Do you have a source on that? Freeman & Herron, _Evolutionary Analysis_, ed 3, p 475 shows that about 47% of foragers live to age 40 in the three forager societies examined. In two of the groups, half of those reaching 40 reach 60 -- that is, 25% of the total population reaches 60 -- though the data for the !Kung stop at 40 for some reason. (I don't know if these data were corrected to remove homicide as a cause of death; many primitive societies are very violent or ultraviolent.)

Make sure you are not confusing life expectancy at birth with other figures. In these data sets nearly half the foragers died by age 30, whereas in our society virtually 100% of those born alive live to 30. That has a huge effect on the life expectancy at birth.

Posted by: Eric J. Johnson on January 21, 2009 6:54 PM

I don't follow a specific low-carb diet but nonetheless try to limit my consumption of them. It's very easy to go overboard when eating carbs. They don't seem to send an "I'm full!" message from the stomach to the brain in time to avoid overconsumption.

Posted by: Peter on January 21, 2009 9:54 PM

What a great set of comments!

And there are people who argue that food, health and eating are silly topics ...

Posted by: Michael Blowhard on January 21, 2009 11:06 PM

Michael: let's not dispense with all packaged foods. Some frozen fruits and vegetables retain their vitamins well. I depend on blueberries frozen, and that partially has helped me to lose weight.

Posted by: Robert Nagle on January 21, 2009 11:28 PM

What I really want is the full deal on what foods are highly insulinemic, since many people seem to think insulin is the biggest mediator of the biggest undesirable results of carbs.

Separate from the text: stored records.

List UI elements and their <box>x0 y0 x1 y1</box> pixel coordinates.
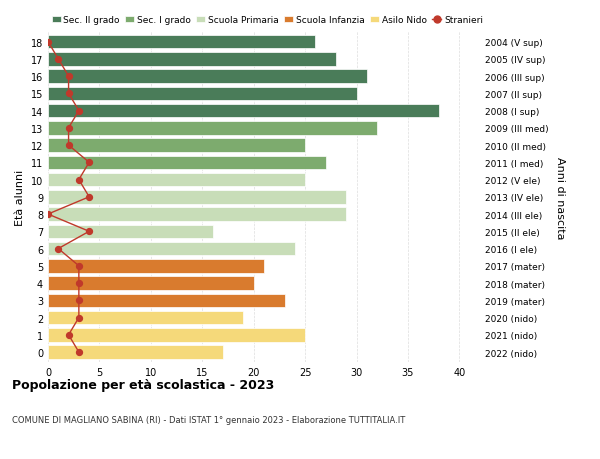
Bar <box>48 87 356 101</box>
Bar <box>48 53 336 67</box>
Point <box>74 263 83 270</box>
Bar <box>48 242 295 256</box>
Bar <box>48 70 367 84</box>
Point <box>43 39 53 46</box>
Bar <box>48 36 316 49</box>
Point <box>64 125 73 132</box>
Bar <box>48 139 305 152</box>
Point <box>64 90 73 98</box>
Point <box>85 228 94 235</box>
Point <box>64 142 73 150</box>
Point <box>64 331 73 339</box>
Legend: Sec. II grado, Sec. I grado, Scuola Primaria, Scuola Infanzia, Asilo Nido, Stran: Sec. II grado, Sec. I grado, Scuola Prim… <box>48 13 487 29</box>
Point <box>74 314 83 321</box>
Point <box>53 56 63 63</box>
Bar <box>48 277 254 290</box>
Bar <box>48 208 346 221</box>
Point <box>74 349 83 356</box>
Point <box>74 297 83 304</box>
Bar <box>48 174 305 187</box>
Text: Popolazione per età scolastica - 2023: Popolazione per età scolastica - 2023 <box>12 379 274 392</box>
Point <box>85 159 94 167</box>
Bar <box>48 294 284 308</box>
Text: COMUNE DI MAGLIANO SABINA (RI) - Dati ISTAT 1° gennaio 2023 - Elaborazione TUTTI: COMUNE DI MAGLIANO SABINA (RI) - Dati IS… <box>12 415 405 425</box>
Bar <box>48 311 244 325</box>
Bar <box>48 328 305 342</box>
Bar <box>48 156 326 170</box>
Y-axis label: Età alunni: Età alunni <box>15 169 25 225</box>
Point <box>85 194 94 201</box>
Bar <box>48 346 223 359</box>
Point <box>74 107 83 115</box>
Point <box>74 177 83 184</box>
Point <box>43 211 53 218</box>
Bar <box>48 190 346 204</box>
Y-axis label: Anni di nascita: Anni di nascita <box>555 156 565 239</box>
Bar <box>48 259 264 273</box>
Point <box>74 280 83 287</box>
Point <box>53 245 63 252</box>
Bar <box>48 225 212 239</box>
Bar <box>48 105 439 118</box>
Bar <box>48 122 377 135</box>
Point <box>64 73 73 81</box>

There are some people out there suggesting that the insulinemic results of foods do not always correspond to the glycemic results, though others claim there is usually a rough correspondence. It's hard to google up much data on what is insulinemic.

Posted by: Eric J. Johnson on January 22, 2009 12:06 AM

I am a pretty good baker. No way am I giving up my homemade tortillas, baguettes, five grain bread. So instead, I try to limit intake of processed sugars and grains. No one is talking about the other great carbs, either: alcohol.